Personal information
- Full name: Marcin Zając
- Date of birth: 19 May 1975 (age 50)
- Place of birth: Łódź, Poland
- Height: 1.80 m (5 ft 11 in)
- Position: Midfielder

Youth career
- 1992–1996: Start Łódź

Senior career*
- Years: Team / Apps / (Gls)
- 1996–2002: Widzew Łódź / 124 / (17)
- 2002–2006: Dyskobolia Grodzisk Wielkopolski / 80 / (18)
- 2006–2008: Lech Poznań / 55 / (15)
- 2008–2010: Ruch Chorzów / 48 / (5)
- 2012–2013: Sorento Zadębie Skierniewice / 14 / (6)
- 2015: Widok Skierniewice / 2 / (0)
- Total:  / 323 / (61)

International career
- 1997–2005: Poland / 11 / (0)

= Marcin Zając =

Polish footballer

Marcin Zając (born 19 May 1975) is a Polish former professional footballer who played as a midfielder.

==Club career==
He started his career at Start Łódź. In 1996, he was bought by Widzew Łódź, participating in their 1996–97 UEFA Champions League campaign.
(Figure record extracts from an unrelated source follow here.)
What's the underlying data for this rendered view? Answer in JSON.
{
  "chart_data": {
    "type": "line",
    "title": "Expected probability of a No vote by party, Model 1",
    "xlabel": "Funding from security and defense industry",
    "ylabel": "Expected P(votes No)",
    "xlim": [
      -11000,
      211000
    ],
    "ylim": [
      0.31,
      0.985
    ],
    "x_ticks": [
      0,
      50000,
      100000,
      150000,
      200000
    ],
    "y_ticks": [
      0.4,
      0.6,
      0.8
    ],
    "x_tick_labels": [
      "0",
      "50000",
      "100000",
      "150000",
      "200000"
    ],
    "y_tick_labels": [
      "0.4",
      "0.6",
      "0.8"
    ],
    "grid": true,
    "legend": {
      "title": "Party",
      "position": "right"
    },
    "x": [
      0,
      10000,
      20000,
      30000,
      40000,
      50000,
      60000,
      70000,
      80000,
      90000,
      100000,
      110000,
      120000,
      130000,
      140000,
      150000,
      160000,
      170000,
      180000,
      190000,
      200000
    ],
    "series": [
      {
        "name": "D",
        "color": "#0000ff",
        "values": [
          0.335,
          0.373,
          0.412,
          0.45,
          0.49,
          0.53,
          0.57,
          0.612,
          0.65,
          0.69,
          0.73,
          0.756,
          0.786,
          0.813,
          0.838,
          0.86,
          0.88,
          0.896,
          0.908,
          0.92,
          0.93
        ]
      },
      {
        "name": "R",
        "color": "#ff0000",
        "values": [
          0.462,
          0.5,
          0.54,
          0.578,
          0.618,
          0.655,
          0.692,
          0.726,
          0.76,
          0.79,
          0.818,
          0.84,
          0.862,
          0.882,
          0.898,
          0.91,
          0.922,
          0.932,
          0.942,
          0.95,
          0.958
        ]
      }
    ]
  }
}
In 2002, he joined Dyskobolia Grodzisk Wielkopolski where he played for four years. In July 2004, he had a trial with Rangers. Zając spent a couple years at Lech Poznań after joining them in 2006, before transferring to Ruch Chorzów in June 2008.

==International career==
Marcin Zając has played 11 times for the Poland national football team.